Tsunoda explained that his challenge at the moment is getting a better comprehension of what is needed to extract all the pace there is in the RB21.
“I'm just trying to understand how this car operates, how this car performs well,” he said. “I think I'm not really understanding even half of it.
“These things are the key that I'm trying to work really hard on to understand as soon as possible, so I can work on different sort of stuff - all sorts of development and whatever.
“So far, I'm able to kind of put it all together in the qualifying and the race, but also at the same time it's quite up and down. There's a bit of up and down from FP1 to FP3. So I just want to be more consistent throughout.”
While aware that Verstappen has so much more experience than him, Tsunoda says he has also observed certain ways that the four-time champion operates that he needs to tap into.
Tsunoda added: “The thing is he can feel more than myself in the car, like how the tyre temp looks getting out of the garage.
“Qualifying's a good example that [when] temps are going low, lower and lower throughout qualifying, he adjusted, Q1 to Q3 - when the temperature's going lower, he adjusted himself in the warm-up, how he should warm up, how he should put pressure into the tyres in each corner to increase the lap time or increase the pace of the outlap or whatever.
“Inside for me, I didn't feel it that way. I wasn't able to feel what I did in the VCARB. I wasn't able to feel in this car yet, because probably just I'm not fully relaxing, driving this car.
“I'm just still rushing and not fully in control yet. I think those few details are really important with this current regulation, which is very sensitive on tyres and even that one tenth, the few milliseconds in each corner, will make a lot of difference.”
Another aspect that Tsunoda thinks is important is how Verstappen is able to build his speed throughout the weekend - only unleashing everything when he needs to.
“I knew how Max builds throughout the week, builds the confidence throughout the week, compared to how I build the confidence throughout the week,” he said.
“It's completely different because he already has massive confidence in this car.
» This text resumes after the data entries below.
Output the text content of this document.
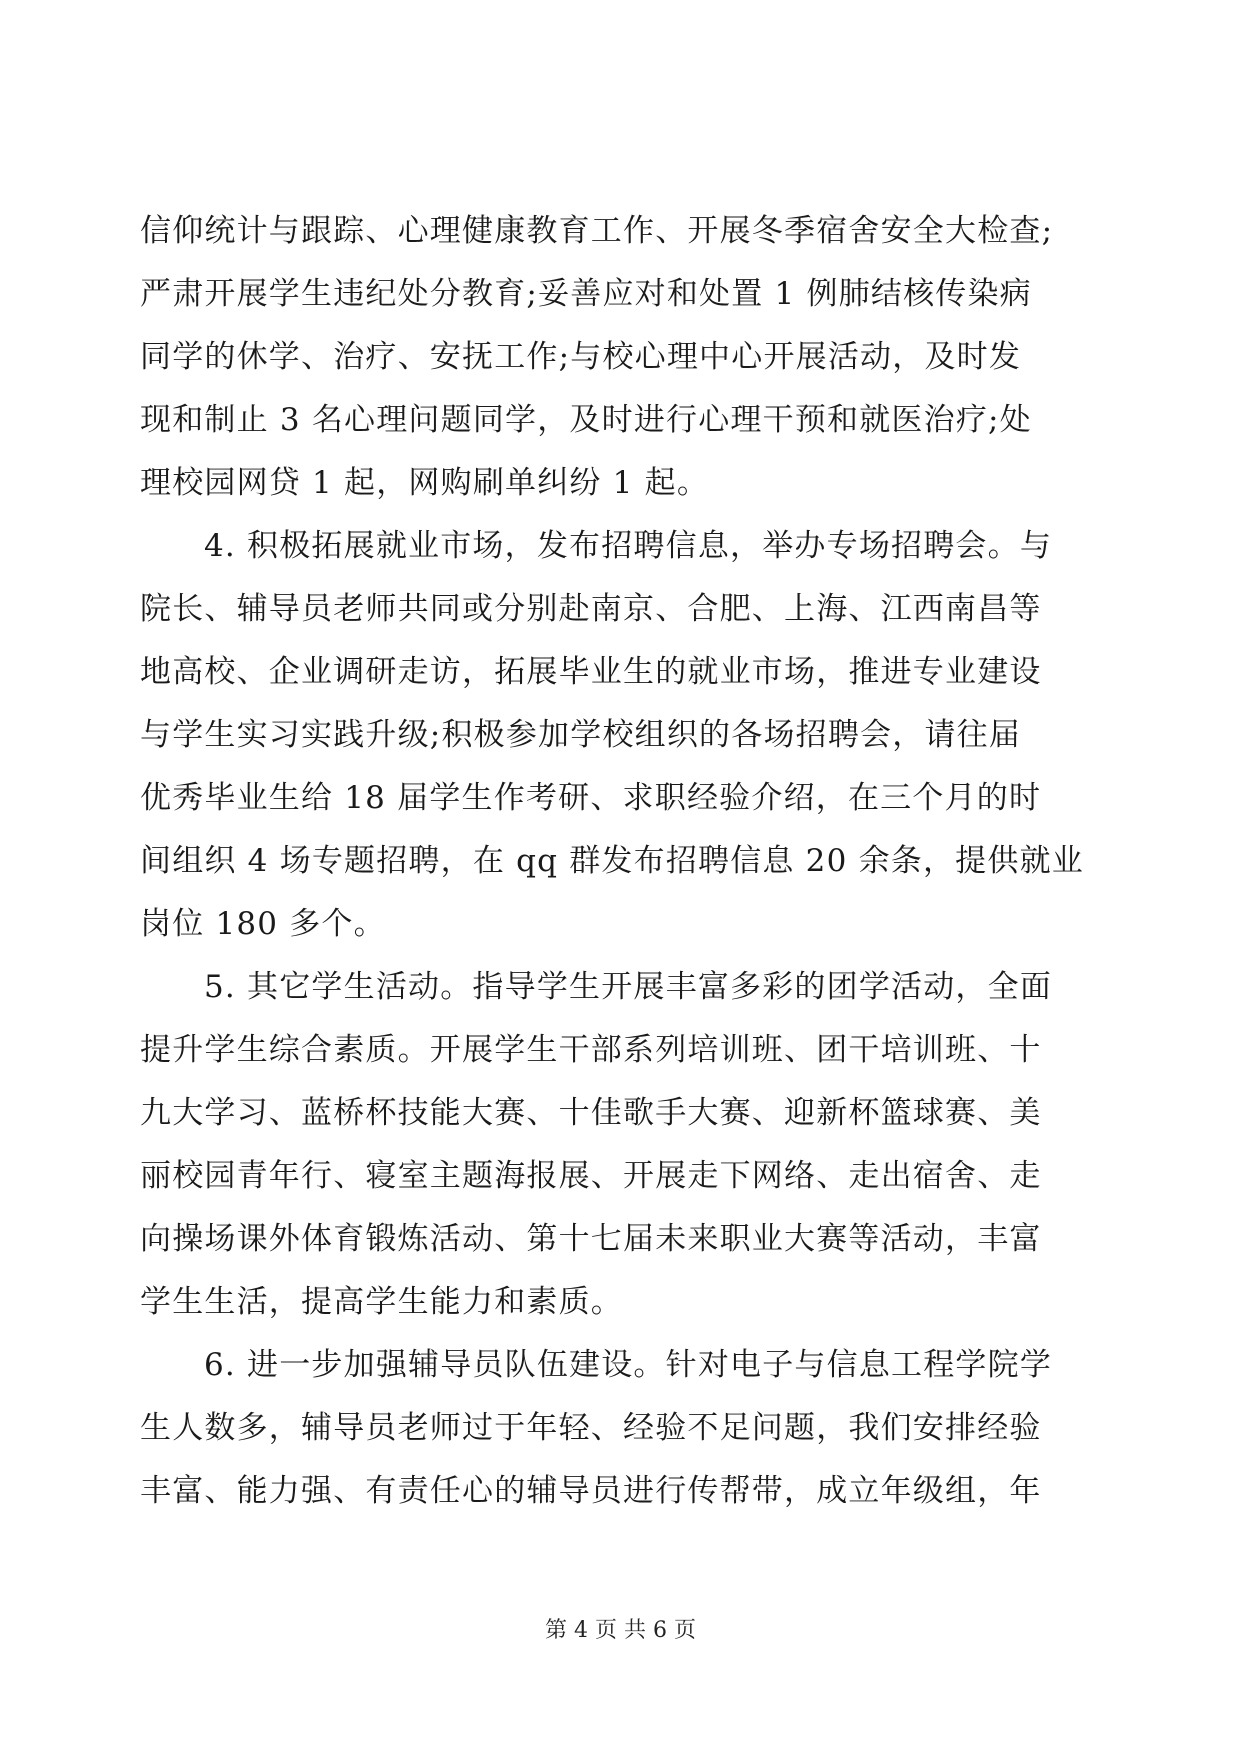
信仰统计与跟踪、心理健康教育工作、开展冬季宿舍安全大检查;
严肃开展学生违纪处分教育;妥善应对和处置 1 例肺结核传染病
同学的休学、治疗、安抚工作;与校心理中心开展活动，及时发
现和制止 3 名心理问题同学，及时进行心理干预和就医治疗;处
理校园网贷 1 起，网购刷单纠纷 1 起。
4. 积极拓展就业市场，发布招聘信息，举办专场招聘会。与
院长、辅导员老师共同或分别赴南京、合肥、上海、江西南昌等
地高校、企业调研走访，拓展毕业生的就业市场，推进专业建设
与学生实习实践升级;积极参加学校组织的各场招聘会，请往届
优秀毕业生给 18 届学生作考研、求职经验介绍，在三个月的时
间组织 4 场专题招聘，在 qq 群发布招聘信息 20 余条，提供就业
岗位 180 多个。
5. 其它学生活动。指导学生开展丰富多彩的团学活动，全面
提升学生综合素质。开展学生干部系列培训班、团干培训班、十
九大学习、蓝桥杯技能大赛、十佳歌手大赛、迎新杯篮球赛、美
丽校园青年行、寝室主题海报展、开展走下网络、走出宿舍、走
向操场课外体育锻炼活动、第十七届未来职业大赛等活动，丰富
学生生活，提高学生能力和素质。
6. 进一步加强辅导员队伍建设。针对电子与信息工程学院学
生人数多，辅导员老师过于年轻、经验不足问题，我们安排经验
丰富、能力强、有责任心的辅导员进行传帮带，成立年级组，年
第 4 页 共 6 页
So I just make it separate and try to nail it down in qualifying.”
And while Tsunoda and Verstappen have diverged on downforce choices for the past two weekends, with Tsunoda preferring to run higher levels because it makes him more comfortable, he says that there are a lot of similarities in how they operate a car.
“So far the driving style, actually how the brake shape is and the releasing part, everything, is quite close,” he said.
“I never thought about how the driving style between us [might compare], but so far it's not too far away.”